Notice the output from the above program looks like this, you can see that the SSL session id is the same on the 2nd run, where default pool configuration is used, which uses keepAlive and connection reuse.

====== Using 0 keep alive w/o connection reuse configuration ========
Sending request to https://api.forter-secure.com/
SSL Session Id: 7f60fd646dd1239a9210ad844c4a3e81317e3780dc9b39aaeffd3160c69d99c6
=====================

Sending request to https://api.forter-secure.com/
SSL Session Id: 8df20ed84d6128dd560ccc4abbcd58fb1185198fcae5e23b979d57cba64ca92e
=====================

====== Using regular pool configuration ========
Sending request to https://api.forter-secure.com/
SSL Session Id: 48ab1d57adb15c810cac201d9576475b29bb0f8875838c1de0c94e53e740fe6f
=====================

Sending request to https://api.forter-secure.com/
SSL Session Id: 48ab1d57adb15c810cac201d9576475b29bb0f8875838c1de0c94e53e740fe6f
=====================

Python Example (Using Requests Session)

Note that when using Python Requests library “Session”, it automatically does KeepAlive and reuses the http connection.

import requests

session = requests.Session()
session.get("https://api.forter-secure.com")

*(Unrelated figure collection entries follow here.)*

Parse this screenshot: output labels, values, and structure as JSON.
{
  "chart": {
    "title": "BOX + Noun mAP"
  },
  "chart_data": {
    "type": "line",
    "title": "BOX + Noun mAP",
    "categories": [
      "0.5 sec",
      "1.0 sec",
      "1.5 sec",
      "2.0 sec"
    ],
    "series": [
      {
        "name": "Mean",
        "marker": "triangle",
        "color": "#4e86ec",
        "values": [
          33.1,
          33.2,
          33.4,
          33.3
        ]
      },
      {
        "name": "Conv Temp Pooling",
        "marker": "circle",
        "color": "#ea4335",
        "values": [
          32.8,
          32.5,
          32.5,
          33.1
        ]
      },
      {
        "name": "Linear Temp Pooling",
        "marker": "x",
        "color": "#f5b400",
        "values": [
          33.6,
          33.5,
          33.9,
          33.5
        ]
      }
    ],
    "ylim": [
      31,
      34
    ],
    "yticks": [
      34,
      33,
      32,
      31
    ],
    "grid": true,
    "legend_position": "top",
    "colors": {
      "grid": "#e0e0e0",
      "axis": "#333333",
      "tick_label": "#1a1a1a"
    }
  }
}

# TLS session reuse will happen here
session.get("https://api.forter-secure.com")

Node.js Example (Using HTTPS Agent)

const https = require("https");

const agent = new https.Agent({
  keepAlive: true, // Enables connection reuse
  maxSockets: 10,  // Limits parallel connections
  maxFreeSockets: 5,
});

https.get("https://api.forter-secure.com", { agent }, (res) => {
  console.log(`Status Code: ${res.statusCode}`);
});

// TLS session reuse will happen here as the agent is reused
https.get("https://api.forter-secure.com", { agent }, (res) => {
  console.log(`Status Code: ${res.statusCode}`);
});
  • Enables keepAlive to reuse TLS sessions across requests.
  • Limits open sockets to manage resource consumption effectively.

Conclusion

Implementing TLS session reuse and connection pooling significantly improves API performance by reducing handshake latency and optimizing resource usage. Use the provided examples to ensure your application efficiently reuses connections and minimizes unnecessary overhead.